October 16 is an important date in the histories of the Royals and White Sox, as the two teams each clinched the American League pennant on this day back in 1985 and 2005, respectively. Kansas City recorded a 6-2 win over the Blue Jays in Game Seven of the 1985 ALCS, completing the comeback after being down 3-1 in the series and winning the second AL pennant in club history. The Royals went on to take the further step of capturing the franchise’s first World Series that came October, topping the Cardinals in another seven-game set. The 2005 ALCS was also Chicago’s first step en route to a World Series title, as the White Sox beat the Angels in five games before sweeping the Astros in the Fall Classic. 2005 ended a pair of long droughts for the White Sox, as it marked the club’s first pennant since 1959 and its first World Series title since 1917.
News from around the AL Central…
- The Giants, Padres, and Mets have all shown some interest in Royals special advisor Mike Matheny as a possible candidate to fill their managerial vacancies, MLB.com’s Jeffrey Flanagan writes. Matheny hasn’t been linked to any of those clubs for an interview, however, and “word has it that the Padres are going another direction,” Flanagan writes. [UPDATE: Henry Schulman of the San Francisco Chronicle reports that the Giants hadn’t spoken to Matheny as of three days ago.] All three of those teams have already amassed a long list of candidates for interviews, as you can follow via MLB Trade Rumors’ central post for the many rumors and reports floating around concerning the offseason managerial carousel. Matheny has also been widely tabbed as the leading contender to be the Royals’ next manager, and while Flanagan notes that Matheny’s hiring is “not as certain as it once was,” the former Cardinals skipper still appears to be “the odds-on favorite” for the job.
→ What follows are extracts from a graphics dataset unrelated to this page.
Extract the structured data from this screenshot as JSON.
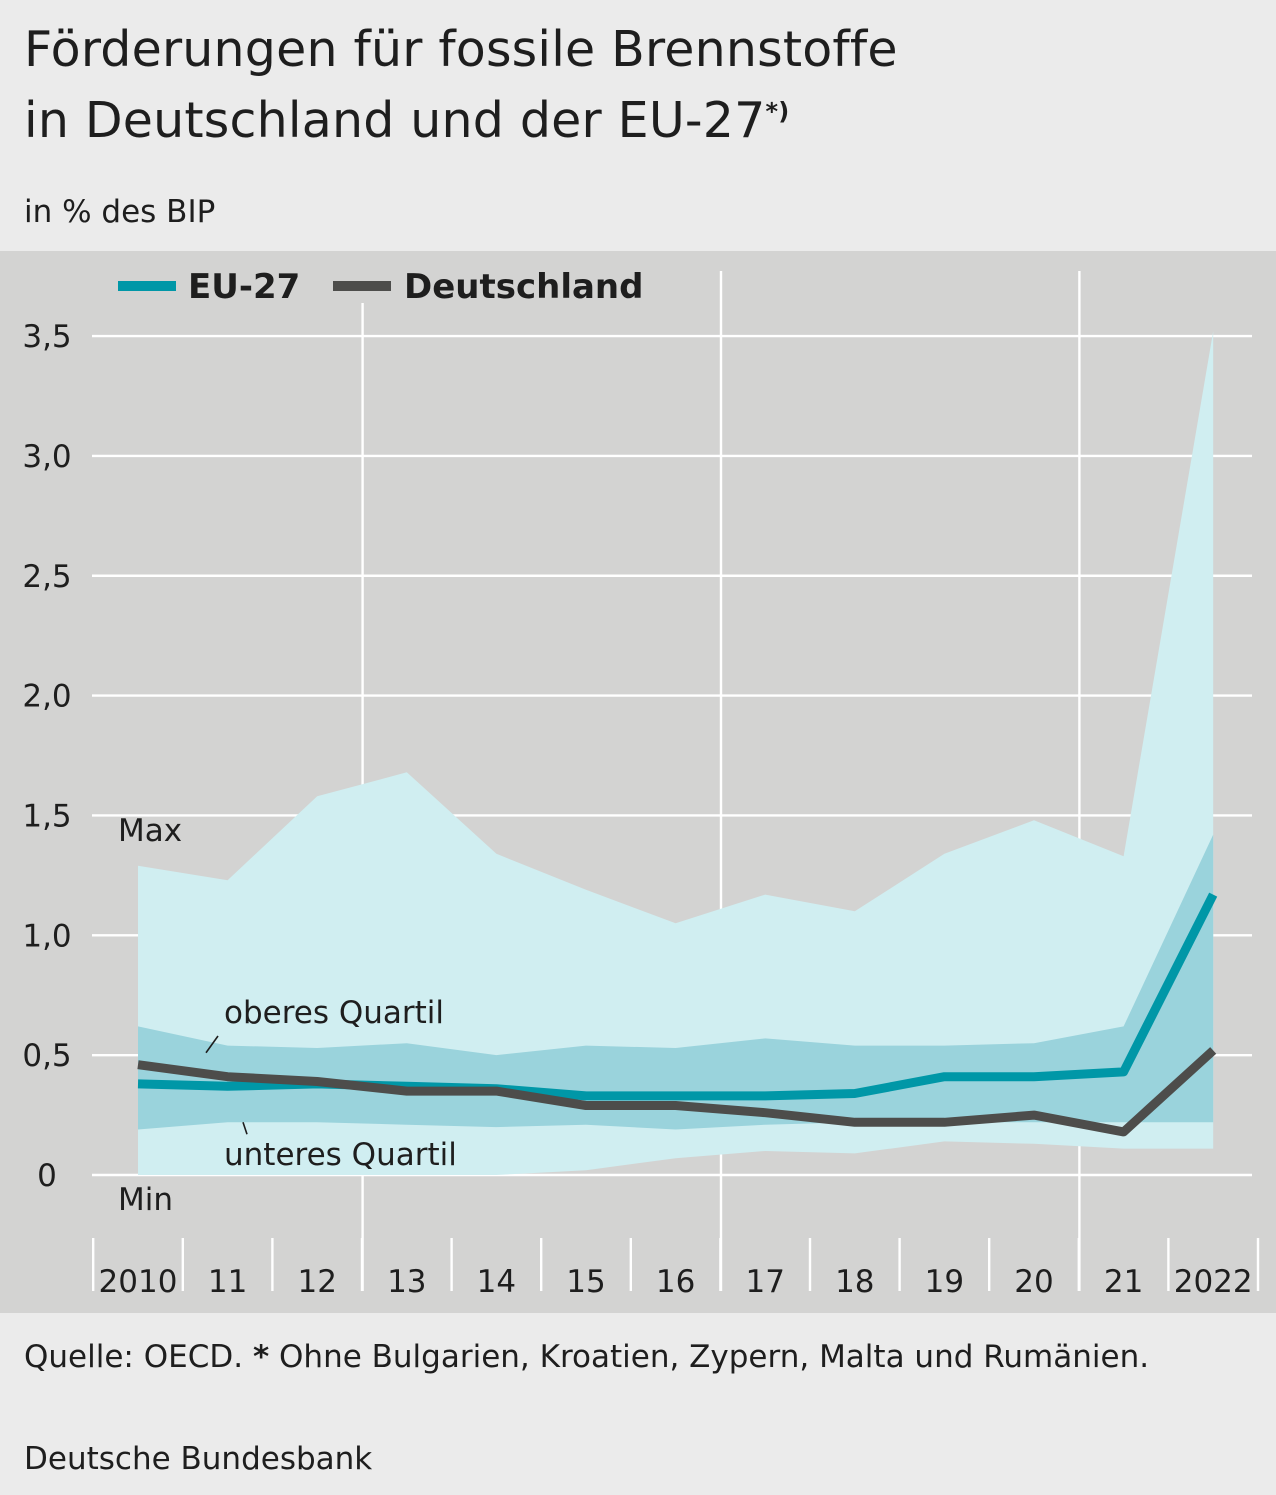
{
  "header": {
    "title_line1": "Förderungen für fossile Brennstoffe",
    "title_line2": "in Deutschland und der EU-27",
    "title_footnote_mark": "*)",
    "subtitle": "in % des BIP"
  },
  "footer": {
    "source_prefix": "Quelle: OECD.",
    "source_star": "*",
    "source_note": "Ohne Bulgarien, Kroatien, Zypern, Malta und Rumänien.",
    "publisher": "Deutsche Bundesbank"
  },
  "chart_data": {
    "type": "area",
    "categories": [
      "2010",
      "11",
      "12",
      "13",
      "14",
      "15",
      "16",
      "17",
      "18",
      "19",
      "20",
      "21",
      "2022"
    ],
    "ylim": [
      0,
      3.5
    ],
    "yticks": [
      0,
      0.5,
      1.0,
      1.5,
      2.0,
      2.5,
      3.0,
      3.5
    ],
    "ytick_labels": [
      "0",
      "0,5",
      "1,0",
      "1,5",
      "2,0",
      "2,5",
      "3,0",
      "3,5"
    ],
    "legend_position": "top-left",
    "series": [
      {
        "name": "EU-27",
        "color": "#0097a7",
        "values": [
          0.38,
          0.37,
          0.38,
          0.37,
          0.36,
          0.33,
          0.33,
          0.33,
          0.34,
          0.41,
          0.41,
          0.43,
          1.17
        ]
      },
      {
        "name": "Deutschland",
        "color": "#4d4d4b",
        "values": [
          0.46,
          0.41,
          0.39,
          0.35,
          0.35,
          0.29,
          0.29,
          0.26,
          0.22,
          0.22,
          0.25,
          0.18,
          0.52
        ]
      }
    ],
    "bands": [
      {
        "label_upper": "Max",
        "label_lower": "Min",
        "color": "#d0eef1",
        "upper": [
          1.29,
          1.23,
          1.58,
          1.68,
          1.34,
          1.19,
          1.05,
          1.17,
          1.1,
          1.34,
          1.48,
          1.33,
          3.52
        ],
        "lower": [
          0.0,
          0.0,
          0.0,
          0.0,
          0.0,
          0.02,
          0.07,
          0.1,
          0.09,
          0.14,
          0.13,
          0.11,
          0.11
        ]
      },
      {
        "label_upper": "oberes Quartil",
        "label_lower": "unteres Quartil",
        "color": "#9ad3dc",
        "upper": [
          0.62,
          0.54,
          0.53,
          0.55,
          0.5,
          0.54,
          0.53,
          0.57,
          0.54,
          0.54,
          0.55,
          0.62,
          1.42
        ],
        "lower": [
          0.19,
          0.22,
          0.22,
          0.21,
          0.2,
          0.21,
          0.19,
          0.21,
          0.22,
          0.22,
          0.22,
          0.22,
          0.22
        ]
      }
    ]
  }
}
- Byron Buxton stands out as a prime extension candidate this offseason, MLB.com’s Do-Hyoung Park opines, looking at the Twins’ model in extending Max Kepler and Jorge Polanco last spring. Both of those players were coming off solid but not surefire breakout seasons (Polanco’s year was also marred by an 80-game PED suspension) in 2018, while Buxton is similarly coming off something of a mixed 2019 campaign. He hit .262/.314/.513 with 10 homers in 295 PA while contributing excellent baserunning and center field defense, though Buxton’s year was marred by injuries, including season-ending shoulder surgery that could cause him to miss the start of Spring Training. With this health uncertainty in mind, Buxton could have interest in locking in a long-term payday, though he would be foregoing potentially big arbitration raises in both 2021 and 2022 (Buxton has three arb years left as a Super Two player). Buxton has also achieved some financial security already, with close to $9.5MM in career earnings that includes his $6MM signing bonus as the second overall pick of the 2021 draft. Beyond Buxton, Park figures Jose Berrios and Miguel Sano are also extension candidates.
- Assuming the Indians are no longer cutting costs, the Athletic’s Zack Meisel (subscription required) estimates that the Tribe could have roughly $17MM to spend this winter. The current payroll sits at $102MM, as Meisel calculates based on current salaries, some minimum contracts, and MLBTR’s projected salaries for Cleveland’s arbitration-eligible players (with a few non-tender candidates not counted). That leaves the Tribe short of their $119.5MM Opening Day payroll from 2019, giving the club some extra cash to pursue needed help in the infield and outfield. Meisel also guesses the Indians could look into some future payroll certainty by discussing extensions with Mike Clevinger and/or Shane Bieber.